← Back to context

Comment by rfv6723

10 hours ago

Human spoken conversation doesn’t really work like file buffering.

People can tolerate missing words surprisingly well. If a phrase is slightly clipped, masked by noise, or dropped, the listener can often infer it from context. That happens constantly in real speech.

But pauses and stalls are much more damaging. A sudden freeze in the middle of speech breaks turn-taking, timing, and attention. It feels like the speaker stopped thinking, the connection died, or the system got stuck.

For voice UX, a tiny omission is often less harmful than a perfectly complete sentence that freezes halfway.

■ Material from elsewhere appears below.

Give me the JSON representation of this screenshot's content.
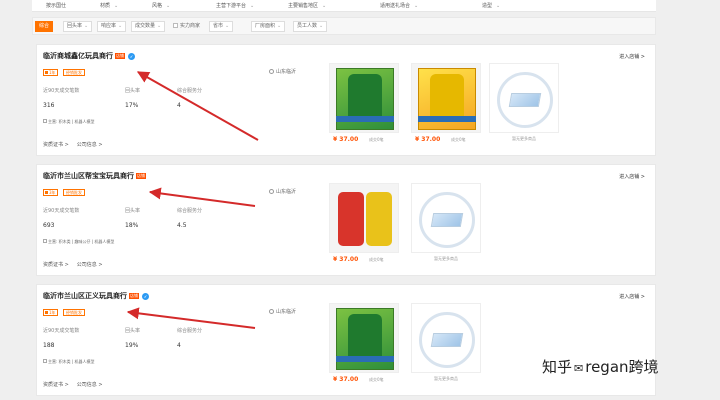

> People can tolerate missing words surprisingly well. If a phrase is slightly clipped, masked by noise, or dropped, the listener can often infer it from context. That happens constantly in real speech.

LLMs are surprisingly good at this, too.

This entire blog post is based on assumptions that

1) WebRTC garbling is common

2) LLMs fall apart if there are any audio glitches

I would bet money that OpenAI explored and has statistics on both of those and how it impacts service. More than this blogger heaping snark upon snark to avoid having a realistic conversation about pros and cons

I think this is mixing domains quite a bit;

If I'm talking to a friend or peer and I'm on a crappy link, we can probably work it out. If I'm calling my lawyer from prison with my "one call" I really want my lawyer to get my instructions clearly and correctly, ideally the first time without a lot of coaching.

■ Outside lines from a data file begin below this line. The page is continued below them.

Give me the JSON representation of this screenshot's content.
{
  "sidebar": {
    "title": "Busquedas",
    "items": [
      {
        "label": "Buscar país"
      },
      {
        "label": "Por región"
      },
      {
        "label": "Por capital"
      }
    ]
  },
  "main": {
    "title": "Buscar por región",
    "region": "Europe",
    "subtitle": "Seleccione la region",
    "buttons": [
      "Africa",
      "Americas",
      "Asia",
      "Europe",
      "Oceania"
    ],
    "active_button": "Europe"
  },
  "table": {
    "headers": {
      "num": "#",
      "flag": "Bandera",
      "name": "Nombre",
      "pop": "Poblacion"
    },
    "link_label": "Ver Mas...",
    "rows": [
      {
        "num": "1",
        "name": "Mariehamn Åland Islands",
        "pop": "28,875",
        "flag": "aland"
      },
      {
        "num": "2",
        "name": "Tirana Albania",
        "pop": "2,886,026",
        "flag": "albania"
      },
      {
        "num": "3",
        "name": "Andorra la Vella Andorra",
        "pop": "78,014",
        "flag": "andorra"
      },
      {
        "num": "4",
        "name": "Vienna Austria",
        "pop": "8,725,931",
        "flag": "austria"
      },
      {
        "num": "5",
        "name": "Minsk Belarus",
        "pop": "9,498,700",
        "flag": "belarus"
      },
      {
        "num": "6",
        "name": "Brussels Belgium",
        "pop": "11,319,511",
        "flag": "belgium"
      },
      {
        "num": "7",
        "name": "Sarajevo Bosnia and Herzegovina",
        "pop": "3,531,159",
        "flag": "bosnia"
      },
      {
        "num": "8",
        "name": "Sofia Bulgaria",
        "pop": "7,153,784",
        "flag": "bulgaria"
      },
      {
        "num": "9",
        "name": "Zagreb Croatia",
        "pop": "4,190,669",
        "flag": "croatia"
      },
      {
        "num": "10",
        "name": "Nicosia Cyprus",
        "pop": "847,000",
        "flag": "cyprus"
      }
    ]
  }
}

Where on this scale does "person talking to LLM" fit?

I believe there's a ton of research into the shannon limit and human speech. You can trivially observe how much redundancy there is by listening to a podcast at 1x, 1.2x, 1.5x, 2x, etc, and when you can't follow what's going on, you've found the "redundancy" built into that language. This number falls way off when you're listening to a person with an accent or when the recording is noisy or whatever.

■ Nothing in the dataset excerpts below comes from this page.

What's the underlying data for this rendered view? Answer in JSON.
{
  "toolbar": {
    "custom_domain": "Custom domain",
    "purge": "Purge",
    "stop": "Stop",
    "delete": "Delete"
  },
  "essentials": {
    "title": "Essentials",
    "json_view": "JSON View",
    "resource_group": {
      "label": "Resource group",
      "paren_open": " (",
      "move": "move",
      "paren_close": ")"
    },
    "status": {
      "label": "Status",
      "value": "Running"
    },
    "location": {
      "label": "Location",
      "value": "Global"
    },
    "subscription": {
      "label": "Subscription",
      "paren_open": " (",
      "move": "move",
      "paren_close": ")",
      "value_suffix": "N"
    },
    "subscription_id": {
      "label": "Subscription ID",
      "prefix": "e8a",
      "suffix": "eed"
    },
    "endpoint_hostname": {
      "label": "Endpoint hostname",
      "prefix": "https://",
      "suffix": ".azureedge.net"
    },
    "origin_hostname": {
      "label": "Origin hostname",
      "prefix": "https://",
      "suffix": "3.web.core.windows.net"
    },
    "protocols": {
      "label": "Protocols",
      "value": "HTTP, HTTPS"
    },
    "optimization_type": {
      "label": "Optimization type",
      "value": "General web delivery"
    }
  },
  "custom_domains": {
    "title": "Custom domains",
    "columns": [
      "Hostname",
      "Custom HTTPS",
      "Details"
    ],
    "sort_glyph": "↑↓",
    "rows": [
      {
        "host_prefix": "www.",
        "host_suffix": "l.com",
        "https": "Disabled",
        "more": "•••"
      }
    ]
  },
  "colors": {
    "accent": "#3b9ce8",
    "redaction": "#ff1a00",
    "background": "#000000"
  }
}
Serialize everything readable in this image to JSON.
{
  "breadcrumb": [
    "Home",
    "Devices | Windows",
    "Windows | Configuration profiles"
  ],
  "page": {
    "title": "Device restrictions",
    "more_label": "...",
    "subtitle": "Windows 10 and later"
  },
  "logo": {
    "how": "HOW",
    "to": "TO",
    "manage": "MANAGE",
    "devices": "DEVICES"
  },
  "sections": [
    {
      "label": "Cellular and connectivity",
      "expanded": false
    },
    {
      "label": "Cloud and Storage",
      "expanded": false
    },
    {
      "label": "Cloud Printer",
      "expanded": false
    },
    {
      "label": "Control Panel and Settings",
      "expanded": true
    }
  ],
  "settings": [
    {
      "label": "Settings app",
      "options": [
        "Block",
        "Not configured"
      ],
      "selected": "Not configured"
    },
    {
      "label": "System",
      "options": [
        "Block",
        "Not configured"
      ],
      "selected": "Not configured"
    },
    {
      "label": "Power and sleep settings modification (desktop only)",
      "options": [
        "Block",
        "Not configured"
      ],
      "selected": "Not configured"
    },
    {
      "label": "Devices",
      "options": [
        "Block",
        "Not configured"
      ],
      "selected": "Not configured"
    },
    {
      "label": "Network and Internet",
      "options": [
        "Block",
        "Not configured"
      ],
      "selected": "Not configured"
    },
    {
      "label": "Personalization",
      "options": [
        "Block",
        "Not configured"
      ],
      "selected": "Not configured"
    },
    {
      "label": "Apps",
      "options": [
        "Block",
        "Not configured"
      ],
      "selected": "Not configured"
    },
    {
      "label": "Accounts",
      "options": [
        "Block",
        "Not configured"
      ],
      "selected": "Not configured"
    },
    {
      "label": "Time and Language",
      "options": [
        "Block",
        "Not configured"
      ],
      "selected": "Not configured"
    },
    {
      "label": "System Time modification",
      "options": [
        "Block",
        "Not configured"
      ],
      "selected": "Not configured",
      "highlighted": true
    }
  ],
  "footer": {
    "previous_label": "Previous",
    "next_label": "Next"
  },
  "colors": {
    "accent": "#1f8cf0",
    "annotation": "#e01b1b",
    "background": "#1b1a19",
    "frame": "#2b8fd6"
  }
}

You'll also find that your tolerance for lossy media is radically different based on latency and echos and jitter in the audio (which I believe is the point of the original "don't use webrtc" article...)

Finally, people may tolerate this, but the "phonem to token" thinger may be less tolerant, and will certainly not be able to magic correct meaning from lost packets, and if the resulting exchange is extremely expensive or important (from the lawyer and the "I'm in jail in poughkeepsie; I need bail!" exchange) you really want to take the time to get it right, not make things guess.